Topical Corticosteroids

Structure of the Topical Corticosteroid Molecules

Hydrocortisone is considered the backbone of most TCS molecules ( Fig. 45.1 and Table 45.1 ). These molecules are formed by placing hydroxyl groups into the 11-β, 17-α, and 21 positions; ketone groups into the 3 and 20 positions; and a double bond into the 4 position of the glucocorticoid nucleus. The further addition or alteration of functional groups (hydroxy, hydrocarbon, ester, fluoro, chloro, acetonide, ketone) at certain positions can greatly affect the molecule’s pharmacokinetics (see Table 45.1 ).

The removal, replacement, or masking of hydroxyl groups changes a given molecule’s lipophilicity, solubility, percutaneous absorption, and glucocorticoid receptor (GCR)-binding activity. Replacement of the 21-hydroxy group in betamethasone with a chloro moiety creates clobetasol, which binds much more tightly to the GCR. Esterification or addition of acetonide groups masks hydroxyl groups. Esterification at the 17 position of betamethasone creates betamethasone-17-valerate, which binds much more tightly to GCR and is approximately 125 times more potent than betamethasone in the vasoconstriction assay.
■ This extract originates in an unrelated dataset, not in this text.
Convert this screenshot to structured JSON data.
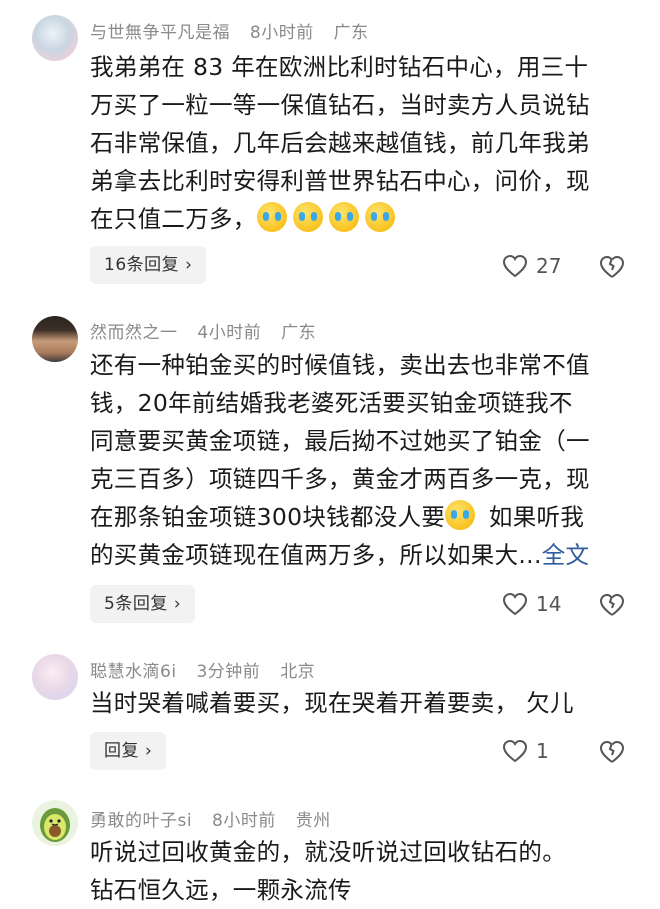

Esterification at the 21 position of betamethasone creates betamethasone-21-valerate, which binds less tightly to the GCR but significantly increases percutaneous absorption (and potency) by increasing the molecule’s lipophilicity. Acetonide groups are formed from the 16-α, 17-α dihydroxy groups of triamcinolone and fluocinolone. Triamcinolone acetonide binds much more tightly to GCR than triamcinolone, and fluocinolone acetonide penetrates human skin and hairless mouse skin 14 to 23 times faster than fluocinolone. Fluocinolone acetonide can be further esterified at the 21 position to create fluocinolone acetonide acetate (fluocinonide), which is even more potent.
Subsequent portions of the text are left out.